Furthermore, the loan amount plays an important role. The higher the amount that the borrower wishes to borrow for his house, the greater the chance that the lender will raise the interest rate on the loan for a house. The ratio between the loan amount and the market value of the home also has an impact on the rate. That is the so-called quota. The lower the quota, the greater the chance that the lender will cut rates. The duration also has an impact on the rate. Longer maturities generally translate into higher interest rates.

Variable or fixed interest rate

Borrowers can choose between a variable or fixed interest rate. A fixed interest rate is clicked for the entire duration of the contract, while a variable interest rate can change at certain times. The times at which an interest rate can change are laid down in a contract. In other words, the borrower knows in advance when the lender can adjust the rate up or down. This can be, for example, annual or five-yearly. An interest rate rise ensures that the monthly installments become heavier and vice versa.
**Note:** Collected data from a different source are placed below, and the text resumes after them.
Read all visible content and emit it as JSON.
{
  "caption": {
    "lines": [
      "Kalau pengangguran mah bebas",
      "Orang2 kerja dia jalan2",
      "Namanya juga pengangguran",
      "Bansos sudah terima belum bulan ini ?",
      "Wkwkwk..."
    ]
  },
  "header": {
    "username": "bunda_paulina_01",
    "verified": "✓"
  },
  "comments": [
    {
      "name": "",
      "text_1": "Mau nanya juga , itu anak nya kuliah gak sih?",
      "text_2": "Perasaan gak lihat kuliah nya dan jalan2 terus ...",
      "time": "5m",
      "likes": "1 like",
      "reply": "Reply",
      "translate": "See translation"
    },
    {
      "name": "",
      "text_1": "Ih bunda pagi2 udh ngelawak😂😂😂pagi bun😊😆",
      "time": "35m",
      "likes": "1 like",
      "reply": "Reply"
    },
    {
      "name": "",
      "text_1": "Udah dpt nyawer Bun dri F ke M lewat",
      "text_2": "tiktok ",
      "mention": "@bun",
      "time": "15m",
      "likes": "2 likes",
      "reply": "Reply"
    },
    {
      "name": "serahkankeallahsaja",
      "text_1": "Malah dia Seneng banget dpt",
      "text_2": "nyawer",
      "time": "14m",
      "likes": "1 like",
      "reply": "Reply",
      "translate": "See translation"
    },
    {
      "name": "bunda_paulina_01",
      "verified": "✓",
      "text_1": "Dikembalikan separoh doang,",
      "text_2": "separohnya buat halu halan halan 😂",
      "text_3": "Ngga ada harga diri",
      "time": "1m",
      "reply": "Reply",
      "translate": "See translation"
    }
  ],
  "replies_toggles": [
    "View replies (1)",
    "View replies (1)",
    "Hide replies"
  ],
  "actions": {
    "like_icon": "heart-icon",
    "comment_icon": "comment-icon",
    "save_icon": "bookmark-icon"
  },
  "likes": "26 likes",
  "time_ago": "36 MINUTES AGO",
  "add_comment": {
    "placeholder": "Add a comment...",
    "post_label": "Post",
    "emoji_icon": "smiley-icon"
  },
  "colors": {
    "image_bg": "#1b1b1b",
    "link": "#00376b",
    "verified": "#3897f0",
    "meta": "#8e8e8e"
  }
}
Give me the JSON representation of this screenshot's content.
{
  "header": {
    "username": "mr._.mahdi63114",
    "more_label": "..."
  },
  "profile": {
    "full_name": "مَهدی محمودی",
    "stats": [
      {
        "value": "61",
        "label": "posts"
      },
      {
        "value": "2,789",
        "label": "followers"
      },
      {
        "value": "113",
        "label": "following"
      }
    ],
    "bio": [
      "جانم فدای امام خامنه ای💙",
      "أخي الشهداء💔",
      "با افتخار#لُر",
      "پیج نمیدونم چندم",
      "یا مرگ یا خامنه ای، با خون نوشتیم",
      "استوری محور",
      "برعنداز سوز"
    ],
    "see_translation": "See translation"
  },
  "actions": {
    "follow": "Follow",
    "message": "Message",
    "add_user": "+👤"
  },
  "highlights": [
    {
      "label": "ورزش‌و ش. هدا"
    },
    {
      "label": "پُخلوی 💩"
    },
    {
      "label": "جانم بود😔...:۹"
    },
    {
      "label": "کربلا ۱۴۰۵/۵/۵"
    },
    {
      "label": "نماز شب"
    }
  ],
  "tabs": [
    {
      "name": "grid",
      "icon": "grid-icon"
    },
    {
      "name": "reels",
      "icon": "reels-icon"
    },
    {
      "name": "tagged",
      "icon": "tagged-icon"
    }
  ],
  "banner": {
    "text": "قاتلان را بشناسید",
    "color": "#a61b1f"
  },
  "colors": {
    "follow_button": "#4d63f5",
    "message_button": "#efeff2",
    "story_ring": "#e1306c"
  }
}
In some cases, lenders offer their customers the option of having a fixed-rate period followed by a period of variable interest rates. For example, a period of ten years without interest rate changes, followed by five-year interest rate changes (until the end of the contract).
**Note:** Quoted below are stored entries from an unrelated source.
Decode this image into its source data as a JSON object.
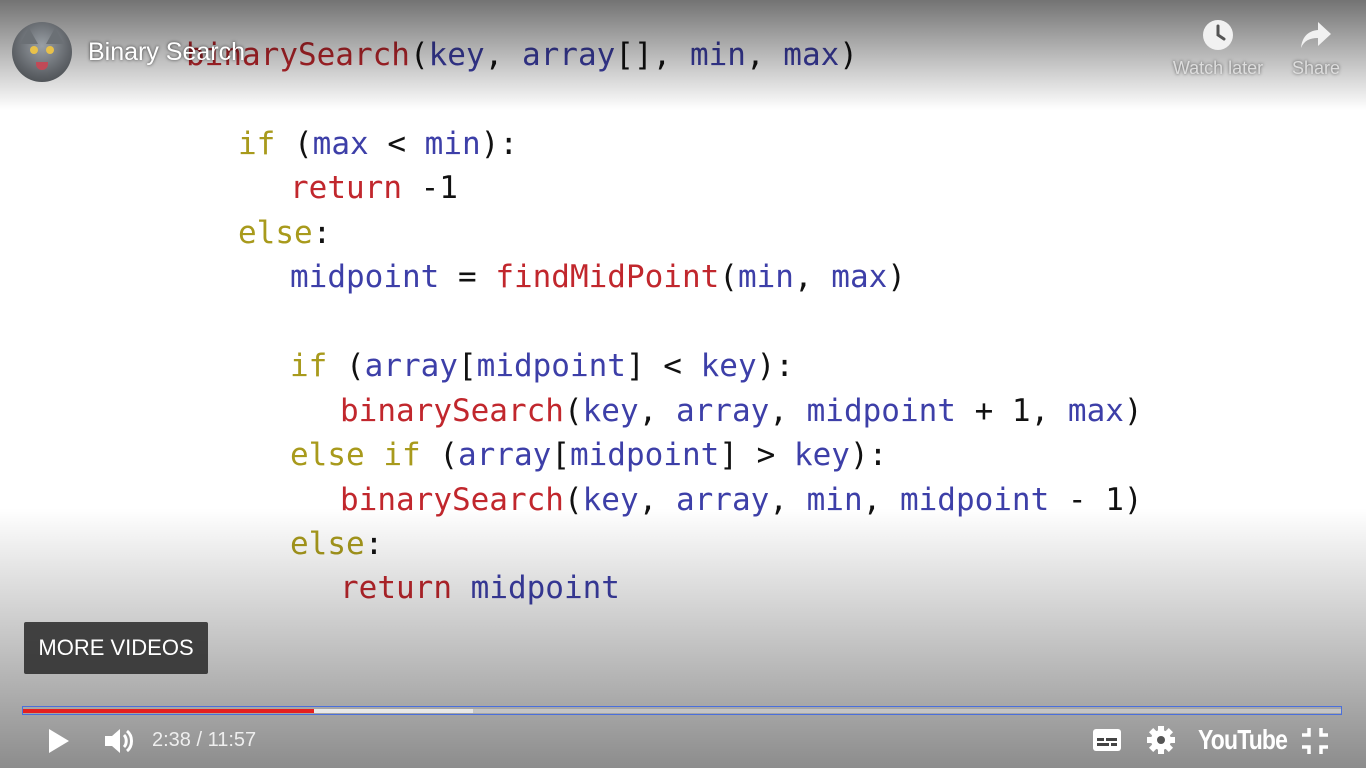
{
  "video": {
    "title": "Binary Search",
    "channel_avatar_icon": "cat-avatar-icon",
    "code_lines": [
      {
        "tokens": [
          {
            "t": "binarySearch",
            "c": "fn"
          },
          {
            "t": "(",
            "c": "op"
          },
          {
            "t": "key",
            "c": "var"
          },
          {
            "t": ", ",
            "c": "op"
          },
          {
            "t": "array",
            "c": "var"
          },
          {
            "t": "[], ",
            "c": "op"
          },
          {
            "t": "min",
            "c": "var"
          },
          {
            "t": ", ",
            "c": "op"
          },
          {
            "t": "max",
            "c": "var"
          },
          {
            "t": ")",
            "c": "op"
          }
        ]
      },
      {
        "tokens": [
          {
            "t": "if",
            "c": "kw"
          },
          {
            "t": " (",
            "c": "op"
          },
          {
            "t": "max",
            "c": "var"
          },
          {
            "t": " < ",
            "c": "op"
          },
          {
            "t": "min",
            "c": "var"
          },
          {
            "t": "):",
            "c": "op"
          }
        ]
      },
      {
        "tokens": [
          {
            "t": "return",
            "c": "fn"
          },
          {
            "t": " -1",
            "c": "num"
          }
        ]
      },
      {
        "tokens": [
          {
            "t": "else",
            "c": "kw"
          },
          {
            "t": ":",
            "c": "op"
          }
        ]
      },
      {
        "tokens": [
          {
            "t": "midpoint",
            "c": "var"
          },
          {
            "t": " = ",
            "c": "op"
          },
          {
            "t": "findMidPoint",
            "c": "fn"
          },
          {
            "t": "(",
            "c": "op"
          },
          {
            "t": "min",
            "c": "var"
          },
          {
            "t": ", ",
            "c": "op"
          },
          {
            "t": "max",
            "c": "var"
          },
          {
            "t": ")",
            "c": "op"
          }
        ]
      },
      {
        "tokens": [
          {
            "t": "if",
            "c": "kw"
          },
          {
            "t": " (",
            "c": "op"
          },
          {
            "t": "array",
            "c": "var"
          },
          {
            "t": "[",
            "c": "op"
          },
          {
            "t": "midpoint",
            "c": "var"
          },
          {
            "t": "] < ",
            "c": "op"
          },
          {
            "t": "key",
            "c": "var"
          },
          {
            "t": "):",
            "c": "op"
          }
        ]
      },
      {
        "tokens": [
          {
            "t": "binarySearch",
            "c": "fn"
          },
          {
            "t": "(",
            "c": "op"
          },
          {
            "t": "key",
            "c": "var"
          },
          {
            "t": ", ",
            "c": "op"
          },
          {
            "t": "array",
            "c": "var"
          },
          {
            "t": ", ",
            "c": "op"
          },
          {
            "t": "midpoint",
            "c": "var"
          },
          {
            "t": " + 1, ",
            "c": "op"
          },
          {
            "t": "max",
            "c": "var"
          },
          {
            "t": ")",
            "c": "op"
          }
        ]
      },
      {
        "tokens": [
          {
            "t": "else if",
            "c": "kw"
          },
          {
            "t": " (",
            "c": "op"
          },
          {
            "t": "array",
            "c": "var"
          },
          {
            "t": "[",
            "c": "op"
          },
          {
            "t": "midpoint",
            "c": "var"
          },
          {
            "t": "] > ",
            "c": "op"
          },
          {
            "t": "key",
            "c": "var"
          },
          {
            "t": "):",
            "c": "op"
          }
        ]
      },
      {
        "tokens": [
          {
            "t": "binarySearch",
            "c": "fn"
          },
          {
            "t": "(",
            "c": "op"
          },
          {
            "t": "key",
            "c": "var"
          },
          {
            "t": ", ",
            "c": "op"
          },
          {
            "t": "array",
            "c": "var"
          },
          {
            "t": ", ",
            "c": "op"
          },
          {
            "t": "min",
            "c": "var"
          },
          {
            "t": ", ",
            "c": "op"
          },
          {
            "t": "midpoint",
            "c": "var"
          },
          {
            "t": " - 1)",
            "c": "op"
          }
        ]
      },
      {
        "tokens": [
          {
            "t": "else",
            "c": "kw"
          },
          {
            "t": ":",
            "c": "op"
          }
        ]
      },
      {
        "tokens": [
          {
            "t": "return",
            "c": "fn"
          },
          {
            "t": " ",
            "c": "op"
          },
          {
            "t": "midpoint",
            "c": "var"
          }
        ]
      }
    ]
  },
  "top_actions": {
    "watch_later": {
      "label": "Watch later",
      "icon": "clock-icon"
    },
    "share": {
      "label": "Share",
      "icon": "share-arrow-icon"
    }
  },
  "more_videos_label": "MORE VIDEOS",
  "player": {
    "time_display": "2:38 / 11:57",
    "progress_played_fraction": 0.2207,
    "progress_buffered_fraction": 0.3417,
    "logo_text": "YouTube",
    "icons": {
      "play": "play-icon",
      "volume": "volume-icon",
      "subtitles": "subtitles-icon",
      "settings": "gear-icon",
      "exit_fullscreen": "exit-fullscreen-icon"
    }
  },
  "colors": {
    "keyword": "#a89a1c",
    "function": "#c1272d",
    "variable": "#3d3fa8",
    "progress_played": "#e5201f"
  }
}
A mortgage with a loan for your house

A mortgage with a loan for your house

In addition to the interest, the lenders ask for a mortgage on the home. That gives the lenders the guarantee that they can get their money back. A mortgage gives them the right to sell the property in the event of default. It is true that registering mortgage costs money. The borrower then has to pay for the mortgage and notary fees, among other things.

In some cases, lenders are willing to trade in a mortgage for a mortgage mandate. In that case, the lender does not immediately take out a mortgage on the home. With a mortgage mandate, the lender will only raise a mortgage once the borrower fails to meet his obligations. In such cases, the borrower (at the start of the contract) escapes the costs involved in registering a mortgage. This does mean that the borrower must still pay for the costs in the event of a default. In addition, the purchase of a property is associated with other costs: registration fees and notary fees (for registering the property).

The lenders also charge all kinds of costs. To start with, there are file costs. They may amount to a maximum of 500 USD. In addition, the lenders may charge estimation costs. They can also request that you purchase certain products when you take out a loan for your house. Consider, for example, fire insurance, the family insurance or debt balance insurance. The price tag of all those products and the costs of a loan for your house are summarized in the annual percentage rate.

Compare mortgage loans

mortgage loan

The annual percentage rate of charge makes it much easier for borrowers to compare home loans. Private lenders, we also want to help you in your search for the best mortgage loan. On our site, we publish the posted rates of all private lenders that offer a mortgage loan. In addition, we shed light on the various conditions that are linked to a loan for your house.

The rates that we publish on our site are the posted rates that the private lender includes in their rate lists. That means that the rate that you get from the private lender may differ from what we publish on our site. The interest rate is not fixed. That is why it is always necessary to look at which profiles apply for the loan.

Looking for a different product? On our site, we also shed light on personal loans and car loans. That way you know perfectly at which private lender you get the best loans. Cheap borrowing is therefore synonymous with comparing.